If two-thirds of Beto’s total was raised on the first day, that means his numbers could be substantially slowing and we won’t know how much until the end of the second quarter. As it stands now, he’s got a great headline and bragging rights about raising the most money per day out of all the candidates who have reported so far.

We’re still waiting for more numbers from the rest of the field, as noted:

With O’Rourke and Sanders’ numbers released, Democratic insiders are now most eager to see the results by the other best-known candidates, such as Sen. Cory Booker, D-N.J., and Sen. Elizabeth Warren, D-Mass., a one-time online fundraising juggernaut whose campaign has downplayed expectations in the wake of the controversy involving her Native American heritage.

From early indicators, it doesn’t seem like Booker, Warren, or Klobuchar will be putting up huge numbers that will rival the top three or four candidates. There’s only so much to go around right now with such a splintered field, and voters may be holding out to see how each candidate fares in the debates.

April 15 is the reporting deadline for all campaigns to have their detailed first quarter fundraising reports to the FEC.

3 COMMENTS

  1. I read that Beto O’Rourke transferred substantial leftover funds (i.e. millions) from his Senate campaign to his Presidential campaign when he first announced.

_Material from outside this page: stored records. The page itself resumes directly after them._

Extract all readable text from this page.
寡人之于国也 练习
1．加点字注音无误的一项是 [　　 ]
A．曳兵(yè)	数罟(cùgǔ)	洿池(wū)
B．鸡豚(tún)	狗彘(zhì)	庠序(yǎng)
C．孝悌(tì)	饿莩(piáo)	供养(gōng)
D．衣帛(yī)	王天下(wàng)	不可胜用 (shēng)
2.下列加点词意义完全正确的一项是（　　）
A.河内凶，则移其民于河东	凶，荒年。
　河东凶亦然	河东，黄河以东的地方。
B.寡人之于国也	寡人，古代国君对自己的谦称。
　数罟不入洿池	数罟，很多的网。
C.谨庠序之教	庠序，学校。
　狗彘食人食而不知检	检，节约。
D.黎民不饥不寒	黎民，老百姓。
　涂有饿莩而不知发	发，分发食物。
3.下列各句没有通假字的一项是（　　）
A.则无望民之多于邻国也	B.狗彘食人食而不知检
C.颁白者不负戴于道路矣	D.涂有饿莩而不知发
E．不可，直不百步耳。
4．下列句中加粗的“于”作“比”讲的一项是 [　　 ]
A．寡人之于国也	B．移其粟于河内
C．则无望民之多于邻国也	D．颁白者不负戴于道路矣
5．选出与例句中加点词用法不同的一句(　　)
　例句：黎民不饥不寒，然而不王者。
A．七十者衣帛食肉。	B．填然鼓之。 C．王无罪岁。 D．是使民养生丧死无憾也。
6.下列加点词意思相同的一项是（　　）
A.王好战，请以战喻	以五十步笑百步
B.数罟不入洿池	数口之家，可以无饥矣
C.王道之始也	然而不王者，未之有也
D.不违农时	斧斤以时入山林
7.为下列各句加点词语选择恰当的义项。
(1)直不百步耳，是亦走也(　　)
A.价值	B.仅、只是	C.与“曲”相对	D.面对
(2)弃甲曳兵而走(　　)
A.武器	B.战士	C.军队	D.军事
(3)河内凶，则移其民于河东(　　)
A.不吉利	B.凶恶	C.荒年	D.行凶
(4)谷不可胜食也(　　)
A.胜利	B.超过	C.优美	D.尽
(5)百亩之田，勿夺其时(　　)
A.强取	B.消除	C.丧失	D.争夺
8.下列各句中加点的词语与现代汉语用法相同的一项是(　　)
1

If this is the case and if such transferred funds are being counted as funds raised, it would account for the high early figure reported for him.

    • Thanks for the tip I’ll look into this but I doubt those funds are being included since the full fundraising reports would show the origin of funds. If he was counting rolled over money his fundraising amounts would be suspect.

  2. “despite Mr. Sanders’s advantages, Mr. O’Rourke’s campaign touted, loudly, that he actually had out-raised Mr. Sanders in his first 24 hours as a candidate: $6.1 million to $6 million. But the new federal disclosures show that Mr. O’Rourke relied upon a bit of accounting finesse to score that headline: Nearly $300,000 of his first-day haul was actually general-election funds raised above the limit that he can spend in the primary contest.”